Now you see Carter style arguments reborn in Ron Paul. If only we left them alone they would leave us alone. Our presence forces others to do things. As if disaffected countries had no other option but to crash planes into skyscrapers. Aren’t they supposed to try sanctions and UN resolutions first?
Which brings up another point. According to liberal dogma, you are supposed to go through all these hoops before going to war – going to the UN for sanctions, performing weapons inspections, putting forth UN resolutions with deadlines, getting Congressional approval, and so on. But they forget the price for all of their bureaucratic requirements. If you put out a list of procedures that must be followed, and they are followed to the letter, then everyone is required to support the war, because all the proper UN sanctions and UN resolutions and Congressional declarations were obtained. But that’s not what happened in 1990 and the gulf war. George H.W. Bush followed all the liberal instructions, had the UN resolutions and multi national force ready – and the Left still opposed the war.
All these procedures and safeguards don’t mean a damn thing – they are just obstacles and Trojan horses thrown up by liberals. When the chips are down, they will ignore their own sacred procedures and do what they want.
Which explains George W. Bush’s actions leading up to the Iraq War. If liberals are going to ignore their own procedural rules, why bother? Skip the meaningless resolutions and go do what needs to be done. Which infuriated the liberals to no end. Don’t conservatives know that they’re the only ones required to play by liberal rules?

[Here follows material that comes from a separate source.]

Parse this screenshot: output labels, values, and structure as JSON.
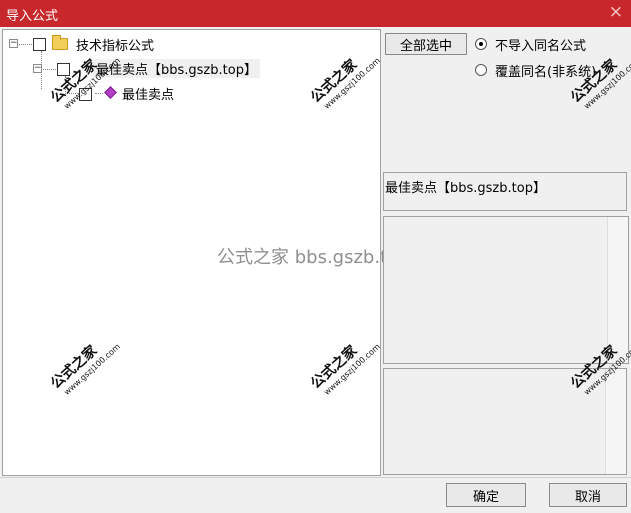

You can see this happening with global warming and the Kyoto accords. Everyone wants the US to sign on. Lost in all the hubbub is that the Europeans who signed on are blissfully violating Kyoto – and no one cares that they break their own rules. No one cares that the Chinese are putting up coal plants without scrubbers. Their sole focus is on the United States – the rest of the world can put up all the offshore oil platforms they want.

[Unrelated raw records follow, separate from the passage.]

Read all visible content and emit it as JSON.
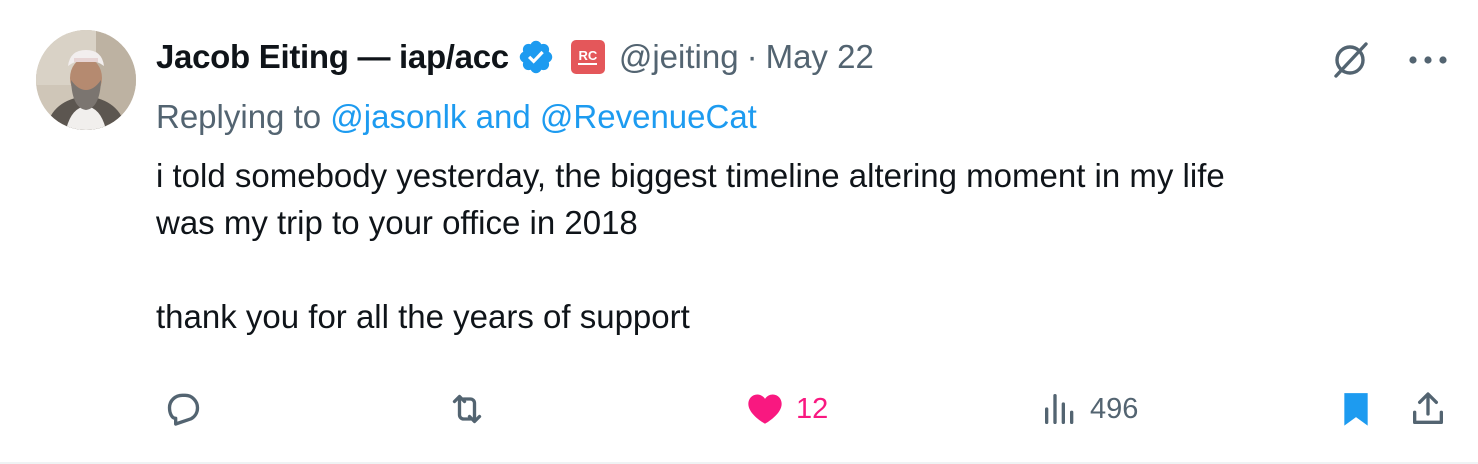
{
  "author": {
    "name": "Jacob Eiting — iap/acc",
    "handle": "@jeiting",
    "separator": "·",
    "date": "May 22",
    "affiliate_badge": "RC",
    "verified_icon": "verified-badge-icon"
  },
  "reply": {
    "prefix": "Replying to ",
    "mention_1": "@jasonlk",
    "conjunction": " and ",
    "mention_2": "@RevenueCat"
  },
  "tweet": {
    "text": "i told somebody yesterday, the biggest timeline altering moment in my life\nwas my trip to your office in 2018\n\nthank you for all the years of support"
  },
  "actions": {
    "replies": "",
    "retweets": "",
    "likes": "12",
    "views": "496"
  },
  "colors": {
    "accent": "#1d9bf0",
    "like": "#f91880",
    "secondary_text": "#536471",
    "affiliate_badge": "#e4575a"
  }
}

We live in an era of government regulation, mandatory diversity classes, and endless policies and procedures to go through. These are structured to create the maximum amount of litigation possible, because no matter how well you follow the rules, you can still be dragged into court by money hungry lawyers looking for an easy settlement. Which makes all the procedures and policies useless, now doesn’t it? And I have no interest playing the pawn in someone else's game.